A resposta é simples: "punição" segundo esse conceito não reduz a criminalidade daqueles que dela lançam mão mas, sim, a fomenta. As guerras do Golfo e dos Bálcãs foram exemplos típicos do cheque em branco moral dado à vigilância seletiva. Israel pode desafiar as resoluções da ONU com impunidade, a Índia pode tiranizar a Caxemira, a Rússia pode destruir Grozni, mas é o Iraque quem deve ser castigado e são os palestinos que continuam sofrendo. Segue Cooper: "Conselho para os Estados pós-modernos: aceitem que a intervenção nos pré-modernos será um fato da vida. Tais intervenções podem não resolver os problemas, mas aliviarão a consciência. E não são necessariamente piores por isso". Tentem explicar isso aos sobreviventes de Nova York e Washington. Os EUA estão se deixando levar pelo frenesi. Seus ideólogos falam desses acontecimentos como se fossem ataques à "civilização", mas que tipo de civilização é essa que pensa em termos de vingança de sangue?

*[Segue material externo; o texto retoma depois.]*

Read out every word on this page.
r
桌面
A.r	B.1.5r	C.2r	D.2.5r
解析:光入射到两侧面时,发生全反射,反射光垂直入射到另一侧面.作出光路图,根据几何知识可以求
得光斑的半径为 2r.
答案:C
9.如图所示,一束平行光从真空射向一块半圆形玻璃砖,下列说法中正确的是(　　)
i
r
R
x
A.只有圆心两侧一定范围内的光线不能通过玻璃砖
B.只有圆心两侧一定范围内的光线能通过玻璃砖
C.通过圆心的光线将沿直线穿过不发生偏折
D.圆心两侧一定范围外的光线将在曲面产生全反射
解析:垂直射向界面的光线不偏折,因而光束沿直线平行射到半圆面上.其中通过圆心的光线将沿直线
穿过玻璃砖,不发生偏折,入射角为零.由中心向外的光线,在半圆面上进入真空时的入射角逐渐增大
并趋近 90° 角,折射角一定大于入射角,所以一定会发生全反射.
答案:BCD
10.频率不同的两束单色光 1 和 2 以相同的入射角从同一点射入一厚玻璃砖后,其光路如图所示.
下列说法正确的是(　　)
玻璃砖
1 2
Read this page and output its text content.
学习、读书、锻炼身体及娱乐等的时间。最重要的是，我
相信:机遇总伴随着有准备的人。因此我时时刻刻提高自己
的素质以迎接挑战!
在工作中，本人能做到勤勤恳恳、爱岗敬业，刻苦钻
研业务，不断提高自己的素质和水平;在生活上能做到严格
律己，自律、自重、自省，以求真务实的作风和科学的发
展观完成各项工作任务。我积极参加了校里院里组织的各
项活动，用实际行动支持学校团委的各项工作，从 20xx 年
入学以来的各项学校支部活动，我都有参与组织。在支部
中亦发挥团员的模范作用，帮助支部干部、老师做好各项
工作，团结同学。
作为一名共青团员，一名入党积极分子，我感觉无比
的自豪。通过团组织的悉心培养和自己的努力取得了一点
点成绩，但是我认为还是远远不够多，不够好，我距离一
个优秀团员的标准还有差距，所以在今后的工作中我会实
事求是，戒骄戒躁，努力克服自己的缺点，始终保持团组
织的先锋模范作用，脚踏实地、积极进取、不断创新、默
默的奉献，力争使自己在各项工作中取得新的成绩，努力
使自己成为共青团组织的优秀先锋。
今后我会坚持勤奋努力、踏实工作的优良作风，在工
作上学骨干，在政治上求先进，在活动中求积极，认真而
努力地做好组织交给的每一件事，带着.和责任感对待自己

Durante os últimos mais de sessenta anos, os EUA derrubaram líderes democráticos, bombardearam países em três continentes e utilizaram armas nucleares contra civis japoneses, mas nunca souberam o que se sente ao ter as próprias cidades sob ataque. Agora sabem. Às vítimas do ataque e a seus parentes podemos oferecer nossas profundas condolências, tal como o fazemos com as pessoas que os EUA têm vitimado. Mas aceitar que de algum modo uma vida americana vale mais do que uma ruandesa, iugoslava, vietnamita, coreana, japonesa, palestinaa… é inaceitável.

Tradução Robert Stuart

Tariq Ali é escritor, autor de Sombras da romãnzeira e Medo de espelhos.